Aggression: Love, Lust and Exs

I guess I touched on my views of looking back on your past in my previous “What are You Without a Past?” post. Honestly, I’m definitely one of those people who believes that “those who forget the past are doomed to repeat it”. My friends simply think I have a problem with letting go of things… And I guess that’s true as well.

One of the biggest moments in my past, which some would say I haven’t fully given up, is the two years I spent with my ex. We broke up a month before we came to university, him being on a gap year and having deferred his entry to UCLan and me awaiting my A Level results and hopefully heading to the University of Liverpool. He didn’t take the gap year for my sake, as many argued, he’d been planning to work in Africa back when we were simply friends. The same for us breaking up just before we came to university, we never even considered breaking up due to the distance or going to the same university to prevent the distance. I think we were good at knowing what we each wanted.

Of course, I did end up at UCLan and yes, we did break up just in time for university.

These things happen…

However, it’s what happened since the break up that confuses me tonight. When I came to university here at UCLan it was because I’d screwed up big time with my A Levels and UCLan had been my insurance. This was because UCLan, out of my other three choices (I put Liverpool down twice on UCAS), was the only other university I had visited and that had only been because my ex wanted to revisit and it had been the same weekend as my Liverpool Open Day. It gets weirder when I got my accomodation through: out of the dozen or so halls on campus I had ended up in the same halls as him (since he had applied months before me so I knew where he was going to be living). It gets weirder when I drive up on the first day of university and see him walking out of the halls… and ever weirder when I found out he was living in the block next to me… out of 10 blocks. Wonderful. Throw in the fact that my flatmates, who ended up being my closest friends in first year, were good mates with him flatmates and those who believe in Fate would start chuckling to themselves.

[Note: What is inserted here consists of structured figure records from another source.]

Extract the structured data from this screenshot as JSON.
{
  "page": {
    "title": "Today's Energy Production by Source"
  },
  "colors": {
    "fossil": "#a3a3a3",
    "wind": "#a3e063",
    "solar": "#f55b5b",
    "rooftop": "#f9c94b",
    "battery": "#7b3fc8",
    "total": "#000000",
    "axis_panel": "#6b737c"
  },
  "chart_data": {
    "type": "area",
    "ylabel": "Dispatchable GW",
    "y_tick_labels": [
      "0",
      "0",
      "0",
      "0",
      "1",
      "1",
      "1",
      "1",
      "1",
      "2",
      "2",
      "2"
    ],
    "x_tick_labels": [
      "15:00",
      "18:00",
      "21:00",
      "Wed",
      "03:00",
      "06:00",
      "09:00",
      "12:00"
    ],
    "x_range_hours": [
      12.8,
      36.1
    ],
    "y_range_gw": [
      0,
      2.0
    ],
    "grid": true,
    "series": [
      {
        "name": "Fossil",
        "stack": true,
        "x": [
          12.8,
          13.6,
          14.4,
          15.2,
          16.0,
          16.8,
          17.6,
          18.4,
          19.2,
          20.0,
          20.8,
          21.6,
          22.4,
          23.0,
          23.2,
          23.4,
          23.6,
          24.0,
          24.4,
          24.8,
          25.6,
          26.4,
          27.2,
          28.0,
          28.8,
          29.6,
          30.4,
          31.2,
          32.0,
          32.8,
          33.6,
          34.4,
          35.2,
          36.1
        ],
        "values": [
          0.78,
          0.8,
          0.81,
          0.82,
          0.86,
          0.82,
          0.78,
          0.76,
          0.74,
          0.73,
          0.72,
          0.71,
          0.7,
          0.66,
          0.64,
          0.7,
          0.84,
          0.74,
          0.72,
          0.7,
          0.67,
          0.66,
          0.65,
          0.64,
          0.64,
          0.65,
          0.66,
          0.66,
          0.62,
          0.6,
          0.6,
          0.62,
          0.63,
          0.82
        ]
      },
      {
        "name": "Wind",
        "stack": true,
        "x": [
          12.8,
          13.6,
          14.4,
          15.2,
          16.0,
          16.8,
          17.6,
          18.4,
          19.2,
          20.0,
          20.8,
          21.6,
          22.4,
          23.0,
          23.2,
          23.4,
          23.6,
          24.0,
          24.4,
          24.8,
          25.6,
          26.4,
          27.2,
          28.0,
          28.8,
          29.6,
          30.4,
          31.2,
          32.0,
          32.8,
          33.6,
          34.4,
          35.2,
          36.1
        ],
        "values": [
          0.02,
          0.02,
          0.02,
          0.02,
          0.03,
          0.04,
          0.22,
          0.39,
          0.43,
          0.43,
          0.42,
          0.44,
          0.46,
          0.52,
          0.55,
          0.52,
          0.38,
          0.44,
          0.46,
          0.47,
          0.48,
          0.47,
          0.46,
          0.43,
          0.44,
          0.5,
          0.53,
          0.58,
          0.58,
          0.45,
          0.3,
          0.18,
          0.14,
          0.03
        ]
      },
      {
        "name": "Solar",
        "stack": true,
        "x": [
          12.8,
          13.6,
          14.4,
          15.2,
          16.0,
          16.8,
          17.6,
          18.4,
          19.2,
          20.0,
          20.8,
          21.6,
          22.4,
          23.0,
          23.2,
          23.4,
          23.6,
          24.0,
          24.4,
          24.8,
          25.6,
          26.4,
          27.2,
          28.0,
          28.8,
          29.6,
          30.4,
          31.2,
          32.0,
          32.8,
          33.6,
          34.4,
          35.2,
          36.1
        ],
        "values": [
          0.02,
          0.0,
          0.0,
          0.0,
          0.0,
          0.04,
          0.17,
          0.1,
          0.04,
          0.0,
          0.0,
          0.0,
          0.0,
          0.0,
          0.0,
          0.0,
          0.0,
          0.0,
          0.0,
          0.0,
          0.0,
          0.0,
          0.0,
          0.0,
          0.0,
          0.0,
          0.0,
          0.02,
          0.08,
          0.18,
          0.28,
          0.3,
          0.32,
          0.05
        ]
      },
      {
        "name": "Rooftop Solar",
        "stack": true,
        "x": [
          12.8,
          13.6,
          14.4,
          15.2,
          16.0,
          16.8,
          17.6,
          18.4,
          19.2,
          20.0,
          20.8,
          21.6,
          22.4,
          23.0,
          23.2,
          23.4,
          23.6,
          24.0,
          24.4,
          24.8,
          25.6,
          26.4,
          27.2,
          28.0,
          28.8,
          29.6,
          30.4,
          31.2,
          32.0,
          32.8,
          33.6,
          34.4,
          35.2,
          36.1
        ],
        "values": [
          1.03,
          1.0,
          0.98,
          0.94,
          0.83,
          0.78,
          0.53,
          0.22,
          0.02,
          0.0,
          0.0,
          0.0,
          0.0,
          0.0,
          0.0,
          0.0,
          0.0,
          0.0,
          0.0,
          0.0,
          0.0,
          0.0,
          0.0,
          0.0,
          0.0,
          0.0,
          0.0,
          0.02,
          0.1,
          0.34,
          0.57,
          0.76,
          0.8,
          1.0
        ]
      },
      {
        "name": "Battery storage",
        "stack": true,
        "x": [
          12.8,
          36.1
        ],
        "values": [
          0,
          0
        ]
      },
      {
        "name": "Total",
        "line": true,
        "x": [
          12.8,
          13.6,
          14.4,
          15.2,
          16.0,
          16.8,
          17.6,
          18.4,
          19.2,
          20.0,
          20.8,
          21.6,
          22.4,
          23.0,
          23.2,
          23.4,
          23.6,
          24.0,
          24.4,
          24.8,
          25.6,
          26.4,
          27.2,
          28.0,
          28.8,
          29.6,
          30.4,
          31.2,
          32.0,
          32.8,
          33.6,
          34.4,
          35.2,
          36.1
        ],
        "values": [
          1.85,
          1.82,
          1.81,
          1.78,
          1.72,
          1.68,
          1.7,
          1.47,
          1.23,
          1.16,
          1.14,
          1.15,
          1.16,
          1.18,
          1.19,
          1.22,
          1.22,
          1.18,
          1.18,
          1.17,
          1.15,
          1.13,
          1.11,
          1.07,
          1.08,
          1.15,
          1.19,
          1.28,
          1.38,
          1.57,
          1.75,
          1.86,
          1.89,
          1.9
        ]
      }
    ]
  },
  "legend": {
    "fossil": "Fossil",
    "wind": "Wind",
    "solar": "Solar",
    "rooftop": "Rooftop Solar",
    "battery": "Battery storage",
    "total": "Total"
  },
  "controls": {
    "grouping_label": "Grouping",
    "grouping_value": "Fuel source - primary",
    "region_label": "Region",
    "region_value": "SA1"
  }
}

Don’t get your hopes up though, this isn’t a “Happily-ever-after” love story. When me and him broke up, we both had the understanding we couldn’t be friends. Though he had argued with my theory that ex-lovers couldn’t be friends after a break up, when the moment happened it was him pushing me away… I mean, I still cared for him and yes, I still do, but I don’t think I could go beyond this “somebody I had a past with but don’t know anymore” relationship we have now. It’d hurt too much.

But today was one of those days. I met a mutual friend of ours and he ended up coming into the conversation. It was ironic that what she was telling me was essentially a reflection on our entire romance; his eagerness to cuddle in bed, his untidiness… None of it was new until she mentioned his aggressiveness. Now, this guy I refer to as my ex would not survive in a fist fight. I know a huge spectrum of male personalities and he definitely wouldn’t make it as King of the Pride when it comes down to it. I’d seen a few, though definitely not many, attempts at gaining an argument out of him when we were together and he’d simply tried to talk it through. We had had a very argumentative relationship because of his passiveness compared to my own aggressiveness. He had this inner calm you gain from having a pretty supportive family network around you, and it was something I couldn’t understand. Now I’m hearing about him slamming doors off their hinges, threatening to punch someone he considered a best friend and refusing to listen to other people’s side of the story.

The scariest part though, apart from the fact I’m completely helpless, is that I actually believe I had some part in it. Maybe that’s a bit arrogant, but when someone treats you badly in a relationship it’s not uncommon for you to turn around and treat someone else in that way. It might be to prevent yourself getting hurt, or maybe it’s completely by accident. But the stuff they’re saying he’s now doing is exactly how I treated him at the time- and it’s exactly how he told them I’d treated him.

Now I’m seeing my friends go through the same thing in their relationships and I’m starting to realise why I’m so weary about getting back into that situation!